Copyright 2012-2013, Jason Hickey, Anil Madhavapeddy and Yaron Minsky. Licensed under CC BY-NC-ND 3.0 US.
Prologue
Why OCaml?
The programming languages that you use affect the software you create. They influence your software's reliability, security and efficiency, and how easy it is to read, refactor, and extend. The languages you know can also deeply affect how you think about programming and software design.
But not all ideas about how to design a programming language are created equal. Over the last 40 years, a few key language features have emerged that together form a kind of sweet-spot in language design. These features include:
Garbage collection for automatic memory management, now a feature of almost every modern high-level language.
First-class functions that can be passed around like ordinary values, as seen in JavaScript and C#.
Static type-checking to increase performance and reduce the number of runtime errors, as found in Java and C#.
Parametric polymorphism , which enables the construction of abstractions that work across different datatypes, similar to generics in Java and C# and templates in C++.
Good support for immutable programming , i.e. , programming without making destructive updates to data-structures. This is present in traditional functional languages like Scheme, and is also found in distributed big data frameworks like Hadoop.

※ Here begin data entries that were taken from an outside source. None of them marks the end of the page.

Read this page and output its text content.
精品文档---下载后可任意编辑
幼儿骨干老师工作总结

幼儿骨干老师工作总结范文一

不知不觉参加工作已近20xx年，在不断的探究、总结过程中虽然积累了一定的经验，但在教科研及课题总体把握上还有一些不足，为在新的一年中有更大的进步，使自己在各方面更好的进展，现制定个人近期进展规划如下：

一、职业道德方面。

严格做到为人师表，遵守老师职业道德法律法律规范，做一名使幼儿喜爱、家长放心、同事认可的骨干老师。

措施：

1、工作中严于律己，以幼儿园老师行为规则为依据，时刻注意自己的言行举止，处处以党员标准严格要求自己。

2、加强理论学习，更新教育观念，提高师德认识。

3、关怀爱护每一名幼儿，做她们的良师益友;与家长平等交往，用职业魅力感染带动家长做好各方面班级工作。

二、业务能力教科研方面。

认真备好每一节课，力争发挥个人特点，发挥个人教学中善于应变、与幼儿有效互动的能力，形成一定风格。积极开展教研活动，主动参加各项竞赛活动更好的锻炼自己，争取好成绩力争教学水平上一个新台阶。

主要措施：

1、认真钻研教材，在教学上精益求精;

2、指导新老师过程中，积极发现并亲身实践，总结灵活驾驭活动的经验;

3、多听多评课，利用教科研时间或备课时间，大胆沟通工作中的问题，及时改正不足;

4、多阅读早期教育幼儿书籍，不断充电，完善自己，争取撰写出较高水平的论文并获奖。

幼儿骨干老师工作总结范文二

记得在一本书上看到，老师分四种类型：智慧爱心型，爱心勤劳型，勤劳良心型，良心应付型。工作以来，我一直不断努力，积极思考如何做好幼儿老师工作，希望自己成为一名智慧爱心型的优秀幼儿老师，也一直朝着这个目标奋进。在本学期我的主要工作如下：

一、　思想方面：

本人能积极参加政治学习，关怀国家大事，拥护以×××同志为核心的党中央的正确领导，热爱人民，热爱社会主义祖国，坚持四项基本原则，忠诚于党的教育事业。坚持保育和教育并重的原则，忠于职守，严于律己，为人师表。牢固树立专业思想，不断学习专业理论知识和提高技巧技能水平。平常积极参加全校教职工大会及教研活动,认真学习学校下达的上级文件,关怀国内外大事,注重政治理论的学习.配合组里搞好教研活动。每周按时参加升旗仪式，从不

Automatic type inference to avoid having to laboriously define the type of every single variable in a program and instead have them inferred based on how a value is used. Available in C# with implicitly typed local variables and in a limited form in C++11 with its auto
keyword.
Algebraic datatypes and pattern matching to define and manipulate complex data structures. Available in Scala and F#.
Some of you will know and love these features, and others will be completely new to them. Most of you will have seen some of them in other languages that you've used. As we'll demonstrate over the course of this book, there is something transformative about having them all together and able to interact in a single language. Despite their importance, these ideas have made only limited inroads into mainstream languages and when they do arrive there, like higher-order functions in C# or parametric polymorphism in Java, it's typically in a limited and awkward form. The only languages that completely embody these ideas are statically-typed functional programming languages like OCaml, F#, Haskell, Scala and Standard ML.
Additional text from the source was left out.